Leben mit Hartz-IV: Letzter Halt Parkplatz

Ein Mann lebt seit zwei Jahren im Wohnmobil. Eine feste Bleibe hätte er gern. Doch da gibt es Probleme.

Es könnten Camper sein. Auf der Durchreise haben sie ihr Wohnmobil auf dem kleinen Parkplatz an der Kirschallee abgestellt und sind mal eben rübergeschlendert zum Krongut. Aber es ist nicht so, wie es scheint. Es sind keine Urlauber, die den alten Fiat Liberty am äußersten Platzrand geparkt haben, hinten, an einer Bretterwand, unter einem Baum.
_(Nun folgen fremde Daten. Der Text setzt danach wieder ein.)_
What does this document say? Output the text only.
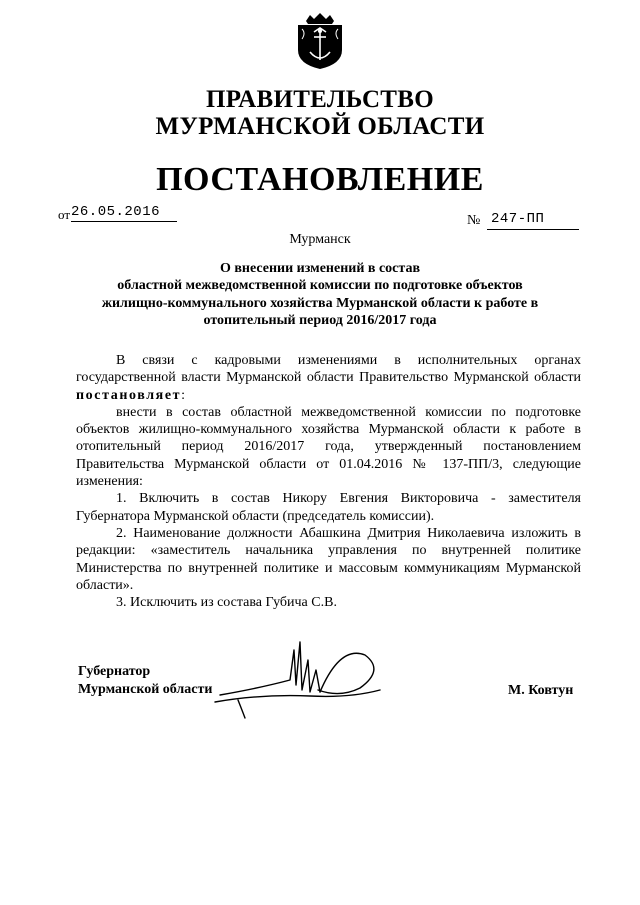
ПРАВИТЕЛЬСТВО
МУРМАНСКОЙ ОБЛАСТИ
ПОСТАНОВЛЕНИЕ
от 26.05.2016
№ 247-ПП
Мурманск
О внесении изменений в состав
областной межведомственной комиссии по подготовке объектов
жилищно-коммунального хозяйства Мурманской области к работе в
отопительный период 2016/2017 года

В связи с кадровыми изменениями в исполнительных органах государственной власти Мурманской области Правительство Мурманской области постановляет:

внести в состав областной межведомственной комиссии по подготовке объектов жилищно-коммунального хозяйства Мурманской области к работе в отопительный период 2016/2017 года, утвержденный постановлением Правительства Мурманской области от 01.04.2016 № 137-ПП/3, следующие изменения:

1. Включить в состав Никору Евгения Викторовича - заместителя Губернатора Мурманской области (председатель комиссии).

2. Наименование должности Абашкина Дмитрия Николаевича изложить в редакции: «заместитель начальника управления по внутренней политике Министерства по внутренней политике и массовым коммуникациям Мурманской области».

3. Исключить из состава Губича С.В.

Губернатор
Мурманской области	М. Ковтун
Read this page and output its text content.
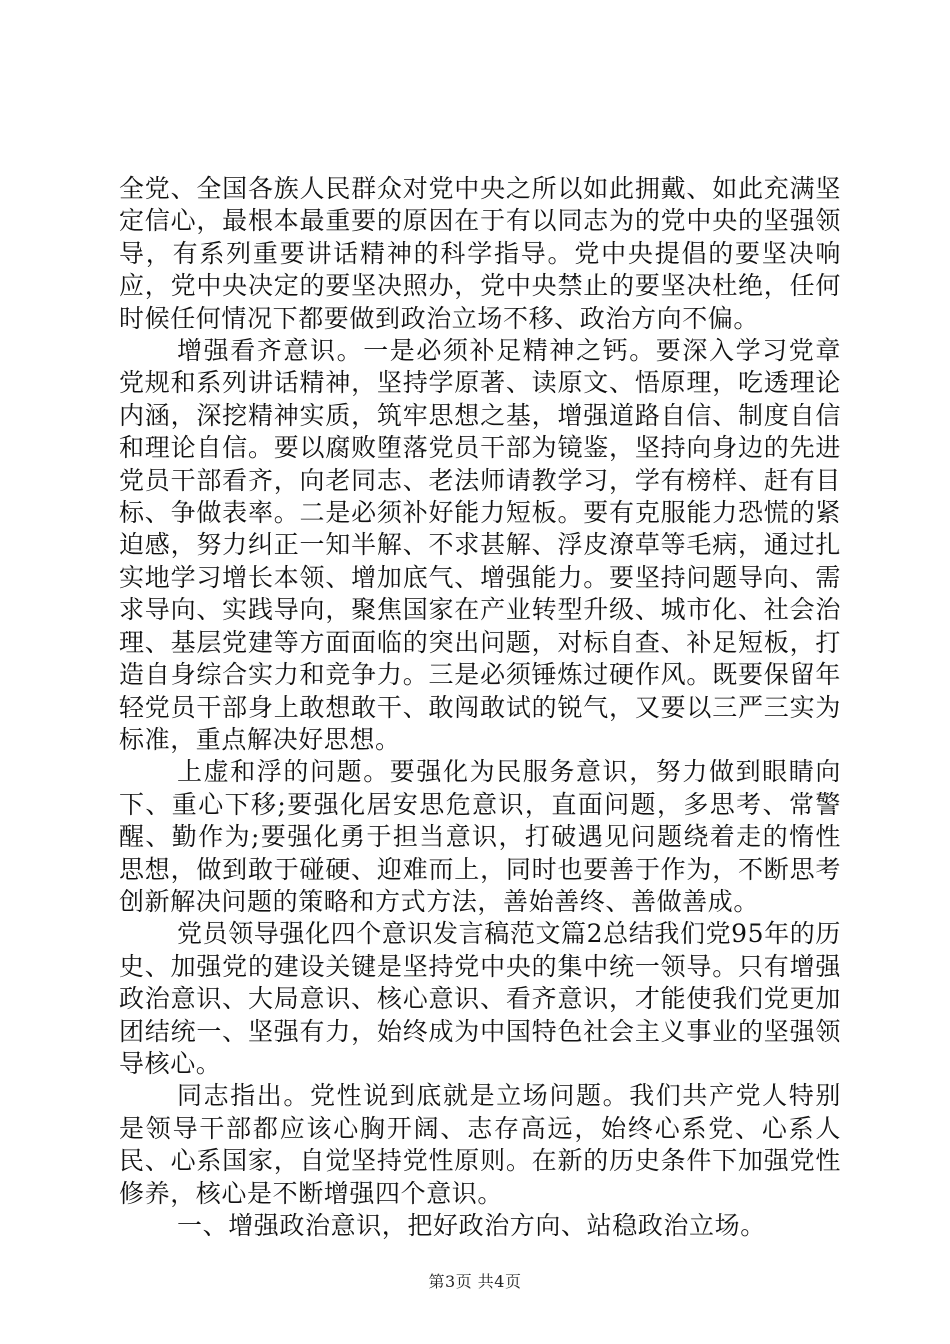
全党、全国各族人民群众对党中央之所以如此拥戴、如此充满坚定信心，最根本最重要的原因在于有以同志为的党中央的坚强领导，有系列重要讲话精神的科学指导。党中央提倡的要坚决响应，党中央决定的要坚决照办，党中央禁止的要坚决杜绝，任何时候任何情况下都要做到政治立场不移、政治方向不偏。

增强看齐意识。一是必须补足精神之钙。要深入学习党章党规和系列讲话精神，坚持学原著、读原文、悟原理，吃透理论内涵，深挖精神实质，筑牢思想之基，增强道路自信、制度自信和理论自信。要以腐败堕落党员干部为镜鉴，坚持向身边的先进党员干部看齐，向老同志、老法师请教学习，学有榜样、赶有目标、争做表率。二是必须补好能力短板。要有克服能力恐慌的紧迫感，努力纠正一知半解、不求甚解、浮皮潦草等毛病，通过扎实地学习增长本领、增加底气、增强能力。要坚持问题导向、需求导向、实践导向，聚焦国家在产业转型升级、城市化、社会治理、基层党建等方面面临的突出问题，对标自查、补足短板，打造自身综合实力和竞争力。三是必须锤炼过硬作风。既要保留年轻党员干部身上敢想敢干、敢闯敢试的锐气，又要以三严三实为标准，重点解决好思想。

上虚和浮的问题。要强化为民服务意识，努力做到眼睛向下、重心下移;要强化居安思危意识，直面问题，多思考、常警醒、勤作为;要强化勇于担当意识，打破遇见问题绕着走的惰性思想，做到敢于碰硬、迎难而上，同时也要善于作为，不断思考创新解决问题的策略和方式方法，善始善终、善做善成。

党员领导强化四个意识发言稿范文篇2总结我们党95年的历史、加强党的建设关键是坚持党中央的集中统一领导。只有增强政治意识、大局意识、核心意识、看齐意识，才能使我们党更加团结统一、坚强有力，始终成为中国特色社会主义事业的坚强领导核心。

同志指出。党性说到底就是立场问题。我们共产党人特别是领导干部都应该心胸开阔、志存高远，始终心系党、心系人民、心系国家，自觉坚持党性原则。在新的历史条件下加强党性修养，核心是不断增强四个意识。

一、增强政治意识，把好政治方向、站稳政治立场。

第3页 共4页
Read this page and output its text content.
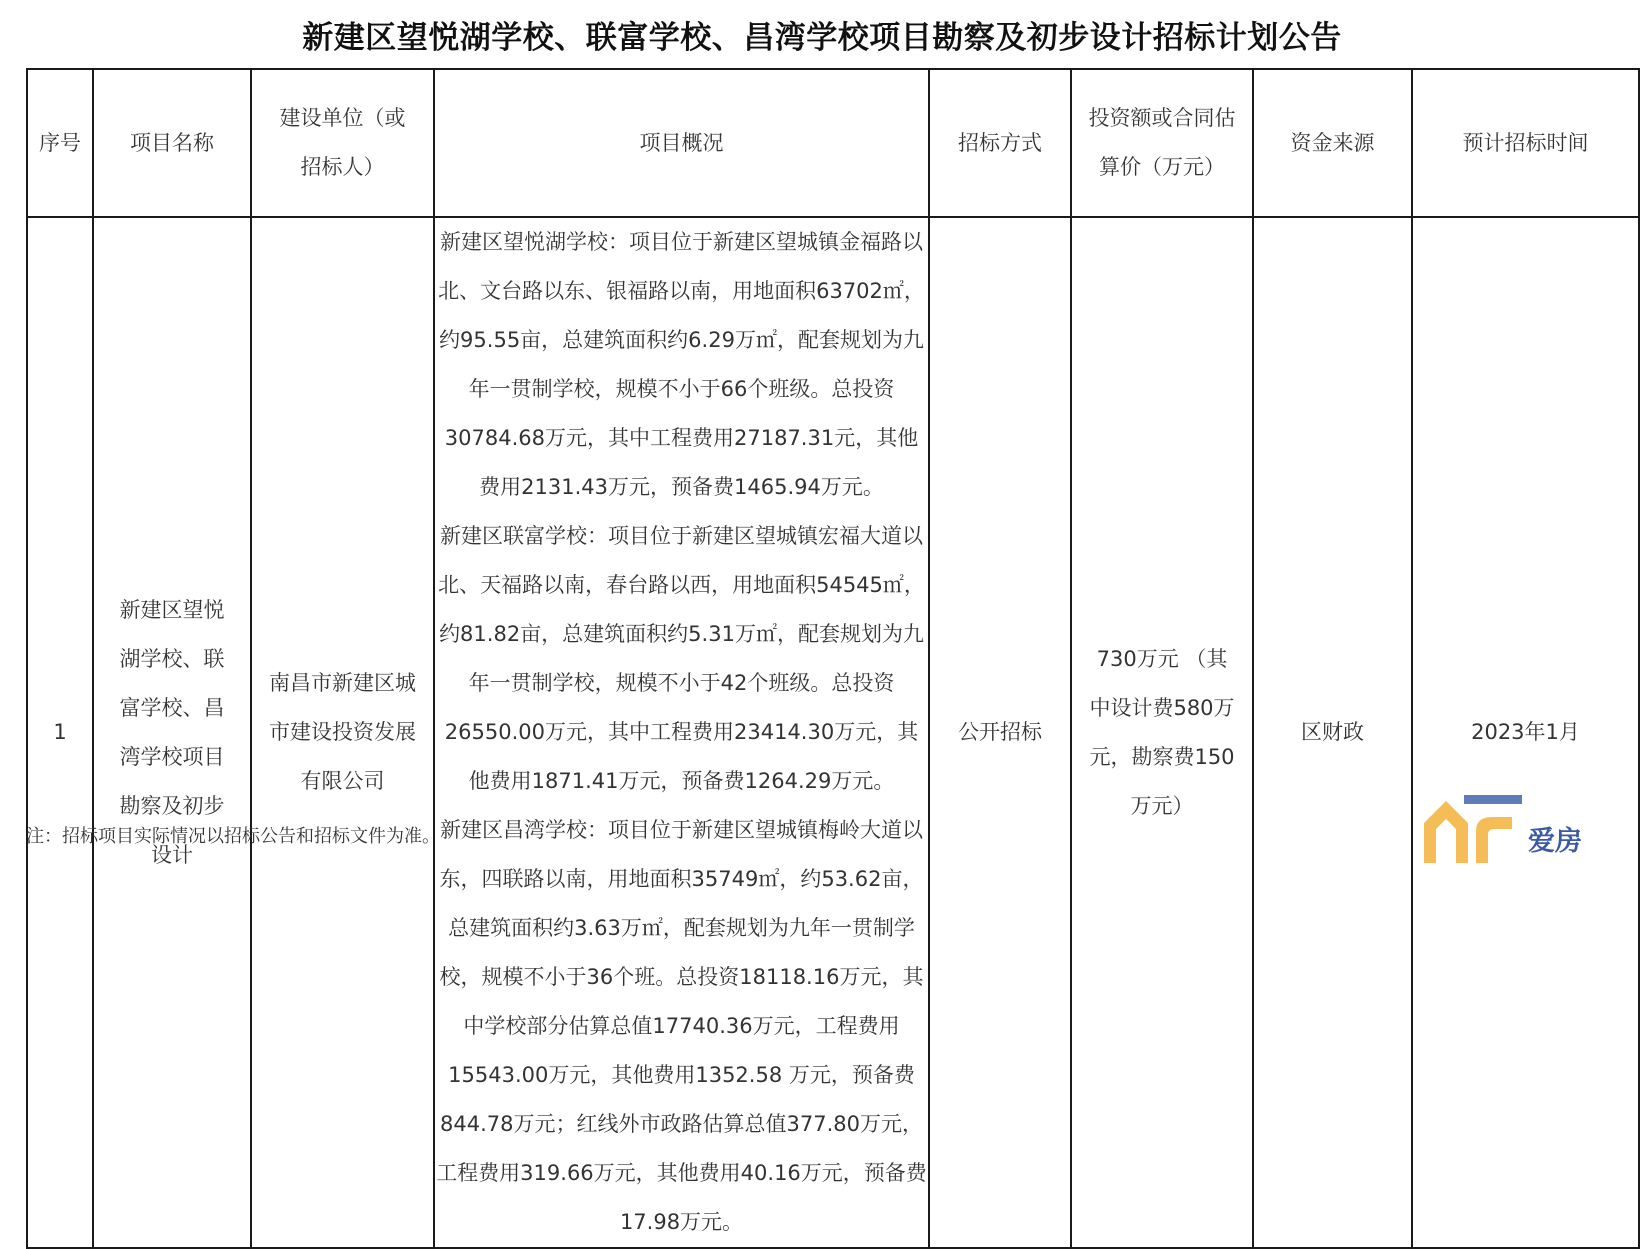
新建区望悦湖学校、联富学校、昌湾学校项目勘察及初步设计招标计划公告
序号	项目名称	建设单位（或招标人）	项目概况	招标方式	投资额或合同估算价（万元）	资金来源	预计招标时间
1	新建区望悦湖学校、联富学校、昌湾学校项目勘察及初步设计	南昌市新建区城市建设投资发展有限公司	新建区望悦湖学校：项目位于新建区望城镇金福路以北、文台路以东、银福路以南，用地面积63702㎡，约95.55亩，总建筑面积约6.29万㎡，配套规划为九年一贯制学校，规模不小于66个班级。总投资30784.68万元，其中工程费用27187.31元，其他费用2131.43万元，预备费1465.94万元。
新建区联富学校：项目位于新建区望城镇宏福大道以北、天福路以南，春台路以西，用地面积54545㎡，约81.82亩，总建筑面积约5.31万㎡，配套规划为九年一贯制学校，规模不小于42个班级。总投资26550.00万元，其中工程费用23414.30万元，其他费用1871.41万元，预备费1264.29万元。
新建区昌湾学校：项目位于新建区望城镇梅岭大道以东，四联路以南，用地面积35749㎡，约53.62亩，总建筑面积约3.63万㎡，配套规划为九年一贯制学校，规模不小于36个班。总投资18118.16万元，其中学校部分估算总值17740.36万元，工程费用15543.00万元，其他费用1352.58 万元，预备费844.78万元；红线外市政路估算总值377.80万元，工程费用319.66万元，其他费用40.16万元，预备费17.98万元。	公开招标	730万元 （其中设计费580万元，勘察费150万元）	区财政	2023年1月
注：招标项目实际情况以招标公告和招标文件为准。	爱房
Es war Michael Dalchow, er hat sich den Platz sehr genau ausgesucht, vor zwei Wochen etwa. Vorher stand er mit dem Wagen im Reiherweg, fast zwei Jahre lang, bis ihn ein Anwohner beim Ordnungsamt verpetzt hat. Ein Fahrzeug darf nicht im öffentlichen Straßenraum stehen, wenn es nicht versichert ist. Da hat Dalchow die alte Autobatterie von seinem Neffen geholt und den Turbodiesel des längst abgemeldeten Gefährts ein letztes Mal gestartet und auf seinen derzeitigen, wahrscheinlich letzten Standort gefahren. Kriegt er hier erneut einen Platzverweis, „weiß ich nicht mehr, was ich machen soll“, sagt Dalchow.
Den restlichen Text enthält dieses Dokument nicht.